There were games with a prize for everyone. Benny's mother had bought cones of sweets in Birdie Mac's shop, each one wrapped in different-coloured paper. They were all getting noisy but the cake had to be delayed until Mr. Hogan returned from the shop.

They heard the angelus ringing. The deep sound of the bells rolled through Knockglen twice a day, at noon and at six in the evening, great timekeepers as much as reminders to pray. But there was no sign of Benny's father.

"I hope he wasn't delayed rameishing on with some customer today of all days," Benny heard her mother say to Patsy.

"Not at all, Mam. He must be on his way. Shep got up and gave himself a good stretch. It's always a sign that the master is heading home to us."

And indeed he was. Half a minute later Benny's father came in full of anxiety.

"I haven't missed it, we're not too late?" He was patted down and given a cup of tea and a sausage roll to bolster him up while the children were gathered and the room darkened in anticipation.

Benny tried not to feel the rough wool of the jumper at her neck.

She tried to smile a real smile at her father, who had run down the town to be here for the big moment.

"Do you like your outfit .. your first entire outfit?" he called over to her.

"It's lovely, Father, lovely. Do you see I'm wearing it all." The other children in Knockglen used to giggle at Benny for saying "Father'. They used to call their fathers Daddy or Da. But by now they were used to it. It was part of the way things were. Benny was the only one they knew without brothers and sisters, most of them had to share a Mam and a Dad with five or six others. An only child was a rare occurrence. In fact they didn't know any, except for Benny. And Eve Malone of course. But that was different. She had no family at all.

Eve was standing near Benny as the cake came in. "Imagine that's all for you," she whispered in awe. Eve wore a dress that was several sizes too big for her. Sister Imelda, the only nun in the convent who was good with the needle, had been in her sick bed so a very poor job had been done on taking up the hem.

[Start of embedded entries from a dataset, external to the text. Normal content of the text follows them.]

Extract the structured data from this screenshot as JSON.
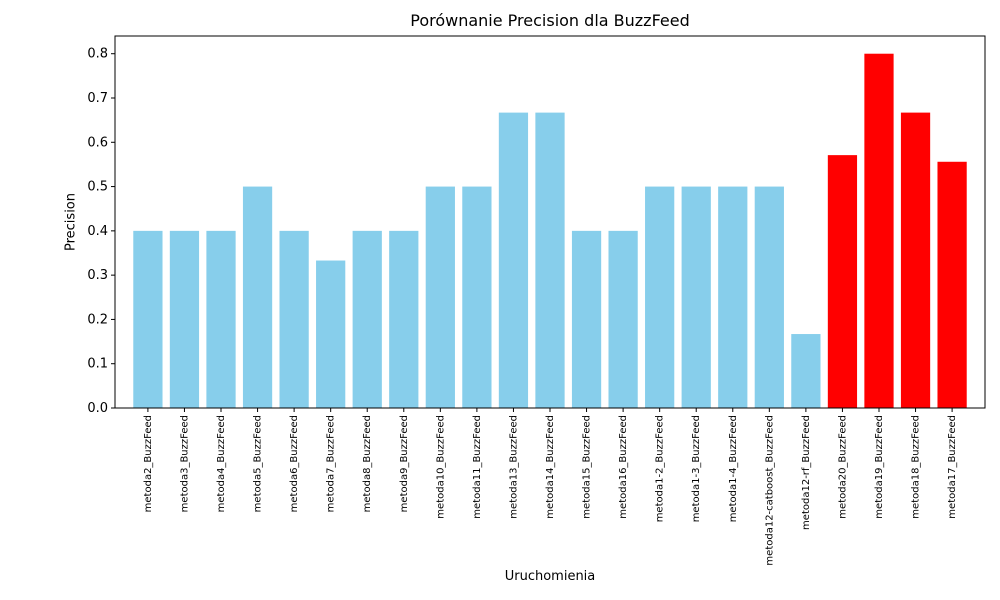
{
  "chart_data": {
    "type": "bar",
    "title": "Porównanie Precision dla BuzzFeed",
    "xlabel": "Uruchomienia",
    "ylabel": "Precision",
    "ylim": [
      0,
      0.84
    ],
    "yticks": [
      "0.0",
      "0.1",
      "0.2",
      "0.3",
      "0.4",
      "0.5",
      "0.6",
      "0.7",
      "0.8"
    ],
    "grid": false,
    "colors": {
      "default": "#87CEEB",
      "highlight": "#FF0000",
      "axis": "#000000"
    },
    "categories": [
      "metoda2_BuzzFeed",
      "metoda3_BuzzFeed",
      "metoda4_BuzzFeed",
      "metoda5_BuzzFeed",
      "metoda6_BuzzFeed",
      "metoda7_BuzzFeed",
      "metoda8_BuzzFeed",
      "metoda9_BuzzFeed",
      "metoda10_BuzzFeed",
      "metoda11_BuzzFeed",
      "metoda13_BuzzFeed",
      "metoda14_BuzzFeed",
      "metoda15_BuzzFeed",
      "metoda16_BuzzFeed",
      "metoda1-2_BuzzFeed",
      "metoda1-3_BuzzFeed",
      "metoda1-4_BuzzFeed",
      "metoda12-catboost_BuzzFeed",
      "metoda12-rf_BuzzFeed",
      "metoda20_BuzzFeed",
      "metoda19_BuzzFeed",
      "metoda18_BuzzFeed",
      "metoda17_BuzzFeed"
    ],
    "values": [
      0.4,
      0.4,
      0.4,
      0.5,
      0.4,
      0.333,
      0.4,
      0.4,
      0.5,
      0.5,
      0.667,
      0.667,
      0.4,
      0.4,
      0.5,
      0.5,
      0.5,
      0.5,
      0.167,
      0.571,
      0.8,
      0.667,
      0.556
    ],
    "highlighted": [
      false,
      false,
      false,
      false,
      false,
      false,
      false,
      false,
      false,
      false,
      false,
      false,
      false,
      false,
      false,
      false,
      false,
      false,
      false,
      true,
      true,
      true,
      true
    ]
  }
}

The rest of it hung around her like a curtain.

The only thing in its favour was that it was red and obviously new.

There was no way that it could be admired or praised, but Eve Malone seemed to have risen above this. Something about the way she stood in the large unwieldy garment gave Benny courage.

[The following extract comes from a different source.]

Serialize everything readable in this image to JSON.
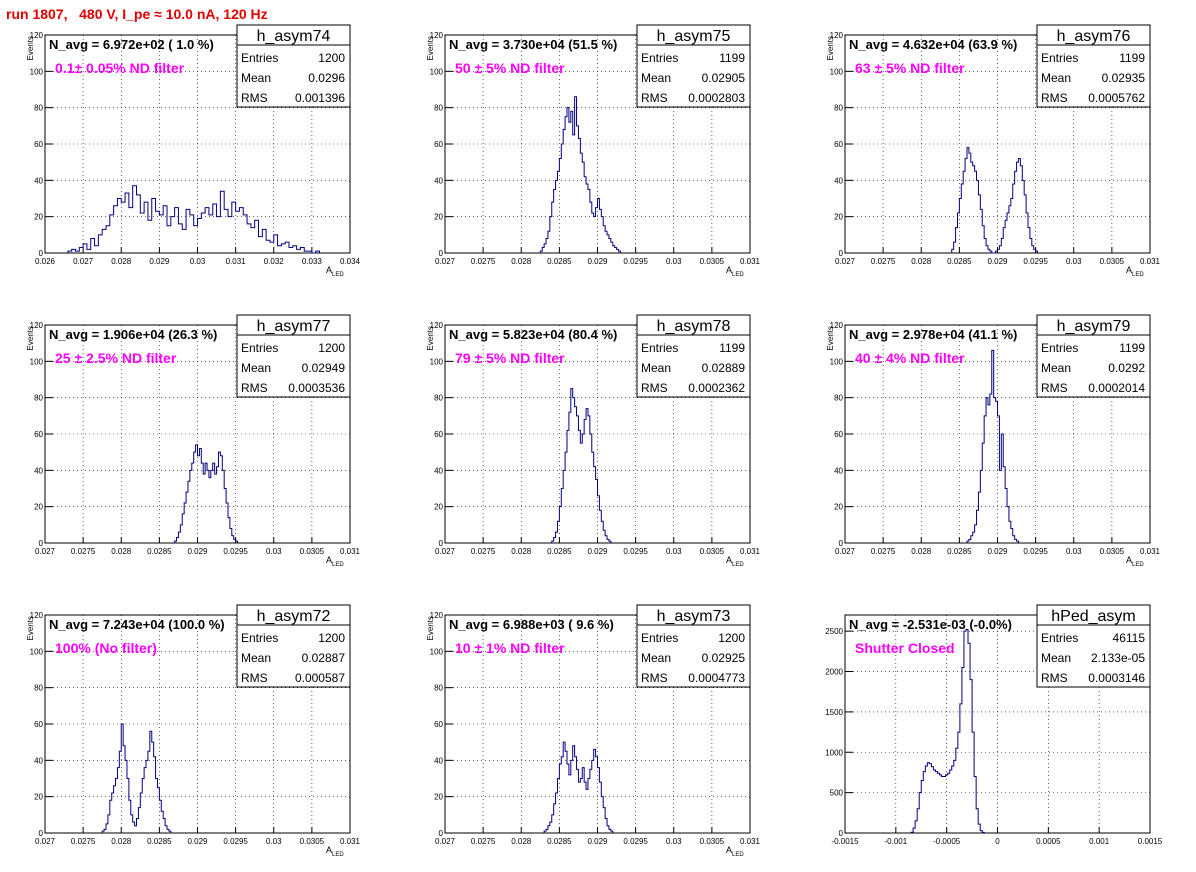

At least her horrible outfit fitted her, and though it was far from being a party dress, let alone the dress of her dreams, it was reasonable, unlike Eve's. She put her shoulders back and smiled suddenly at the smaller girl.

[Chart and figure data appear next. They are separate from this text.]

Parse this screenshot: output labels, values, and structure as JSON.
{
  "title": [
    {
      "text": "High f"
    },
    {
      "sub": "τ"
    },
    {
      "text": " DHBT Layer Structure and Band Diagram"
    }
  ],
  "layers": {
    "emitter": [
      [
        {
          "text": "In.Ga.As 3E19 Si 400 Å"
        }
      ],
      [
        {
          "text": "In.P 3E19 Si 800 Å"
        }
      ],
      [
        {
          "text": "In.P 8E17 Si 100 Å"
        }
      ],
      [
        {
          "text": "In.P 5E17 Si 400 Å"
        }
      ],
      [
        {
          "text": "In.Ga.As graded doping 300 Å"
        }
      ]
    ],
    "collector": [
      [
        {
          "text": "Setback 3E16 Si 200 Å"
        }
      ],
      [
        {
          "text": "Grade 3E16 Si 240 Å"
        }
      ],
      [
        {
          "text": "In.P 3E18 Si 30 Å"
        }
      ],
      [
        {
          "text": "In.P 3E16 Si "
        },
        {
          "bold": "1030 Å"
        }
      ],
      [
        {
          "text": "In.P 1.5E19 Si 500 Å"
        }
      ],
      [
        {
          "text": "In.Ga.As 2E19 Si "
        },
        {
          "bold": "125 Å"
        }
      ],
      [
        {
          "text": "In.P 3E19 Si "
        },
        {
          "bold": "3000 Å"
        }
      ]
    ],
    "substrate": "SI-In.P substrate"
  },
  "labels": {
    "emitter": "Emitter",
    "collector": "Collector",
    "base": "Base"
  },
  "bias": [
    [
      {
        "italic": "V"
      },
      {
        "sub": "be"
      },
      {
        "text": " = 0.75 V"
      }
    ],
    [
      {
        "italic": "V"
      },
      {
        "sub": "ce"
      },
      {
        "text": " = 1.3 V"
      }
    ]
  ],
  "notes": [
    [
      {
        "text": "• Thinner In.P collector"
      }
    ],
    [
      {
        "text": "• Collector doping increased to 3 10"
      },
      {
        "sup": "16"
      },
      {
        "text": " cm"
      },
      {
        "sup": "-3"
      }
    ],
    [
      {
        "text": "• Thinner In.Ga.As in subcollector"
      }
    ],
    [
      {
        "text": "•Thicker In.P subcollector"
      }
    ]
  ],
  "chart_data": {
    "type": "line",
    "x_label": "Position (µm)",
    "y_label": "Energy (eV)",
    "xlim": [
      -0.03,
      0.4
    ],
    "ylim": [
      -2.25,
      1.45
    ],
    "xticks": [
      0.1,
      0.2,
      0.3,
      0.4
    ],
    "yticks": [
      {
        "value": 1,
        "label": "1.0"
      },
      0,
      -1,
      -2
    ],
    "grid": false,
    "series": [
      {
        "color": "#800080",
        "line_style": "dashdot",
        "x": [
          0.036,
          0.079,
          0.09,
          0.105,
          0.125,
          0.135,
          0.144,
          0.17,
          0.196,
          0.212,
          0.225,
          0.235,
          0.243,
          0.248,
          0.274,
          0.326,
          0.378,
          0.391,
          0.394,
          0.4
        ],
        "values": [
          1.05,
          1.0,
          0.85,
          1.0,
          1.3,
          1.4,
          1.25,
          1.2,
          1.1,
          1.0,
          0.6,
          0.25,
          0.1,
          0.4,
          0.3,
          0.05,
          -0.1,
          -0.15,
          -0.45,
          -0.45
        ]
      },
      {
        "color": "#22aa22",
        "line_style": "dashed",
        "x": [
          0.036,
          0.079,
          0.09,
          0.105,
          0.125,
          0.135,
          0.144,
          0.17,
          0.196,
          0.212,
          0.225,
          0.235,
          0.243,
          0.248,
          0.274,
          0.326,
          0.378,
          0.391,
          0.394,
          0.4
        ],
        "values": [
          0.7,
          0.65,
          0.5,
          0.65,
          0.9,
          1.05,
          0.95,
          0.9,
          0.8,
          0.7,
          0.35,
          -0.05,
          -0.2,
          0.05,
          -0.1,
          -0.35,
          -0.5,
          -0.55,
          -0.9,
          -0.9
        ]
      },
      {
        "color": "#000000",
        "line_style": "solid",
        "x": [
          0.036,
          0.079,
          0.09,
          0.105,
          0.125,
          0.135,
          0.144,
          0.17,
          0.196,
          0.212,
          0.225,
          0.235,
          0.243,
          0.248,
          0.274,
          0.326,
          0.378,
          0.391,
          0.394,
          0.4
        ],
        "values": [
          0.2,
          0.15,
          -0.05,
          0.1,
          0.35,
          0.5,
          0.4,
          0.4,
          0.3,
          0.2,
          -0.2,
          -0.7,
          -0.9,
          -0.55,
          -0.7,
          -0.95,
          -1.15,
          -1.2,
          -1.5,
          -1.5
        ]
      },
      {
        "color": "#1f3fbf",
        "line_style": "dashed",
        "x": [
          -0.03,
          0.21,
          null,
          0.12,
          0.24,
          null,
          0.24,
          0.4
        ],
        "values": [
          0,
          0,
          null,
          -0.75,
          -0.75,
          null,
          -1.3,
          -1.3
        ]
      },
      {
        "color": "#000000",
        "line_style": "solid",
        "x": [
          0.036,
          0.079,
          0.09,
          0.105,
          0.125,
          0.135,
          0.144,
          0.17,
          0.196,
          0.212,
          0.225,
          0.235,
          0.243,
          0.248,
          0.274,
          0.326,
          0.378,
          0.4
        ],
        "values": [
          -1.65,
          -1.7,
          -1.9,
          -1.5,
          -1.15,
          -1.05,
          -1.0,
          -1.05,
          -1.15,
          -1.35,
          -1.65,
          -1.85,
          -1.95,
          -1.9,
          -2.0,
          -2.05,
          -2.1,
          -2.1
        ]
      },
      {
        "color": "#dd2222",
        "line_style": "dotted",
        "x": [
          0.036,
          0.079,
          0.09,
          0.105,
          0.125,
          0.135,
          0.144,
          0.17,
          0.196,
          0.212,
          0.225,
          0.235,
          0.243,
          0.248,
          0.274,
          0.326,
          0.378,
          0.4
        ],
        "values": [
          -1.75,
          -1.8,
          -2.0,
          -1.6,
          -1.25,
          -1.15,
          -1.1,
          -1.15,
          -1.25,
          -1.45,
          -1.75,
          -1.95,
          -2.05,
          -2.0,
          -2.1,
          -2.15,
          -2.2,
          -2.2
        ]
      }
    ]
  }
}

"I'll give you some of the cake to take back if there's any left over," she said.

"Thanks. Mother Francis loves a slice of cake," Eve said. Then it was there, the blurry light of the candles and the singing Happy Birthday and the big whoosh .. and the clapping, and when the curtains were open again Benny saw the thin young man that her father had been shaking hands with. He was far too old for the party. They must have brought him back to tea with the grown-ups who would come later. He was very thin and pale, and he had a cold hard stare in his eyes.

"Who was he?" Eve asked Benny on Monday.

"He's the new assistant come to work with my father in the shop."

"He's awful, isn't he?"

They were friends now, sitting on a schoolyard wall together at break.

"Yes, he is. There's something wrong with his eyes, I think."